O Palácio das Ilusões era grande, labiríntico e tão antigo quanto o próprio mundo. E o metamorfo era poderoso, e odiava invasores. Isso era tudo o que Loranna sabia sobre aquele palácio que por fora mais parecia uma ruína de tempos semiesquecidos, já parcialmente tomada pela natureza — o que era, convenhamos, quase nada. Uma ótima forma de começar uma aventura.

Loranna era uma maga da mente, então se sentiu confiante para caminhar por entre as ilusões e até mesmo apreciá-las pelos milionésimos de segundos durante os quais ficavam disponíveis. Ninguém tinha ido até ali e voltado para contar a história, e era porque suas mentes sucumbiam àquele ordenamento indecifrável, diziam. Suas mentes se estilhaçavam, ou eram sugadas pelo turbilhão de ilusões — ninguém nunca concordava sobre se era um ou outro —, e os corpos se tornavam cascas vazias.

Mas havia aqueles que acreditavam que nada tinha a ver com loucura. As pessoas que entravam ali simplesmente desapareciam — nada sobrava: ossos, roupas, armas; não havia, no Palácio das Ilusões, lembranças de seres que respiravam e pensavam e viviam. Ou eram comidos pelo metamorfo, o Rei das Ilusões, ou tinham suas almas sugadas por ele, então seus restos mortais simplesmente se dissipavam, passando a compor o ar, as plantas e as próprias ilusões.

Loranna sabia que ambas as suposições eram ridículas. Já tinha lidado com metamorfos antes, e eles não comiam carne de humanos e nem de elfos. E a história das almas era sem pé nem cabeça — se corpos se dissipassem quando separados do espírito que os animava, cemitérios não seriam necessários.

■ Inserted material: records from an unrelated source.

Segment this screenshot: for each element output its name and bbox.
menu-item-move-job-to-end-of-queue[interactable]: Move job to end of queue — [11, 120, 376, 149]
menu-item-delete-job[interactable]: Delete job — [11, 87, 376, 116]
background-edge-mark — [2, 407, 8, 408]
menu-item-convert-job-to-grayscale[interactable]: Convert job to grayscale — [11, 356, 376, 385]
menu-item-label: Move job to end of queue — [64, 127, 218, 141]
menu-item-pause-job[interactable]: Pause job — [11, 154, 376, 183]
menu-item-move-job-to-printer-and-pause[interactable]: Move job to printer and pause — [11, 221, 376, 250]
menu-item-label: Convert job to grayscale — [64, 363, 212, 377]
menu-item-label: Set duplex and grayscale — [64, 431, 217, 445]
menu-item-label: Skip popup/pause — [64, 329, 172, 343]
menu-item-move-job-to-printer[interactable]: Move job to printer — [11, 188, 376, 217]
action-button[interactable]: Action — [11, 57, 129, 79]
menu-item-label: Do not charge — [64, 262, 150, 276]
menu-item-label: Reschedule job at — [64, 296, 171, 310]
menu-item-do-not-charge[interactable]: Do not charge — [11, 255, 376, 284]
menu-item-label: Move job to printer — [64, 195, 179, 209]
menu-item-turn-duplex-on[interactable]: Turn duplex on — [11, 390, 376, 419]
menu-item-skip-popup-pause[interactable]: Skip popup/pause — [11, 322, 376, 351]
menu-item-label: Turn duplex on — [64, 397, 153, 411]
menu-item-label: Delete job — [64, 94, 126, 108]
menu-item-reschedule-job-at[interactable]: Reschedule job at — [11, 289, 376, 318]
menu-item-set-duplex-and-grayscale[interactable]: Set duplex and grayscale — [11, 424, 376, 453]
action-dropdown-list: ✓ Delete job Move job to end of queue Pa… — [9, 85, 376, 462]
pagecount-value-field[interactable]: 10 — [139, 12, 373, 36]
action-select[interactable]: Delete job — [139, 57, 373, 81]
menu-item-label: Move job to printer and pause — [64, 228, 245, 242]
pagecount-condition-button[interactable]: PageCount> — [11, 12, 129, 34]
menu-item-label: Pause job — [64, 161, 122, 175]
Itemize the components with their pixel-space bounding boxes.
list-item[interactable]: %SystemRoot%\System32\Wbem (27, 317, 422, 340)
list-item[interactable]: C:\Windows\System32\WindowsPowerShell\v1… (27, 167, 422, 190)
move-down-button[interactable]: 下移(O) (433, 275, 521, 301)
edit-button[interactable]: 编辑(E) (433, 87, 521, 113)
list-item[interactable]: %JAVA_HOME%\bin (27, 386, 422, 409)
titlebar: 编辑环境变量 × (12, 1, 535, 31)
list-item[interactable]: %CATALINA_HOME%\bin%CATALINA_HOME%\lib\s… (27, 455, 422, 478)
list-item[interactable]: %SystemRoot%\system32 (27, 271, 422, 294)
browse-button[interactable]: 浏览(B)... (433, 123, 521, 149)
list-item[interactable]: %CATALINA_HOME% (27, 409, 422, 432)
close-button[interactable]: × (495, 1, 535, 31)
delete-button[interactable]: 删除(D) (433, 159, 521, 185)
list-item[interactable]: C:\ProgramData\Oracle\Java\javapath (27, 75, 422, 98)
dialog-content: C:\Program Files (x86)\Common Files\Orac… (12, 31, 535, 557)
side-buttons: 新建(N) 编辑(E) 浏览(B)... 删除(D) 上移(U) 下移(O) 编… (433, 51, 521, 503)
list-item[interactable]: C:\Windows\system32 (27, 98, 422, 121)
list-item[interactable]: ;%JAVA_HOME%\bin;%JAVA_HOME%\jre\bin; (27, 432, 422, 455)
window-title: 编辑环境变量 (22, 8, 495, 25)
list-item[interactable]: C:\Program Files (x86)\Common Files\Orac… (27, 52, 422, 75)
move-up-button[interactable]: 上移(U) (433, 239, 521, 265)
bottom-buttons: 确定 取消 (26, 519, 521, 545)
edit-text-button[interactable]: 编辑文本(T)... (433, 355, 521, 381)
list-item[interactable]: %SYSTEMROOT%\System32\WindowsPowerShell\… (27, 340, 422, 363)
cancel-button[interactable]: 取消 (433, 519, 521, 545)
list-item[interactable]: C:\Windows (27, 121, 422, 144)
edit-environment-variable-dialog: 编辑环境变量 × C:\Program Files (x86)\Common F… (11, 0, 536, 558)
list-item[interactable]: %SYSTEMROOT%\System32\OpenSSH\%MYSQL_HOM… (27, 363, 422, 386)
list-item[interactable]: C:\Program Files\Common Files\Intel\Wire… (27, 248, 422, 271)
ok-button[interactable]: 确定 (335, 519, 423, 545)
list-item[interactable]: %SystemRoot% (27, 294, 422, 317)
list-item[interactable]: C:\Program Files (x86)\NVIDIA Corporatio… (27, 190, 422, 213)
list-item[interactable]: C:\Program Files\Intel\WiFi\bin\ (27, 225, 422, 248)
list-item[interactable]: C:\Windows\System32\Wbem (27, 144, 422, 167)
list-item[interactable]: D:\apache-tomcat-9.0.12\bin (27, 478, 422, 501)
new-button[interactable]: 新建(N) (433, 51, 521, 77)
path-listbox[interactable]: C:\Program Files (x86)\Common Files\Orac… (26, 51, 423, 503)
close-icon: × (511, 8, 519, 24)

Ela avançou, dançando por grandes salões de baile, se esgueirando por entre altas prateleiras de livros, afundando as botas sobre a terra macia de uma floresta mansão, flutuando sobre uma plataforma de vidro que mostrava o céu a seus pés. Sentiu frio, sentiu calor, sentiu os pelos pinicarem por baixo das roupas quando um aguaceiro forte a pegou. Seus dedos tocaram madeira, pedra e metal, e se fecharam por um instante ao redor de um tubo com um líquido azul antes que este desaparecesse, deixando somente a lembrança fria e lisa do vidro.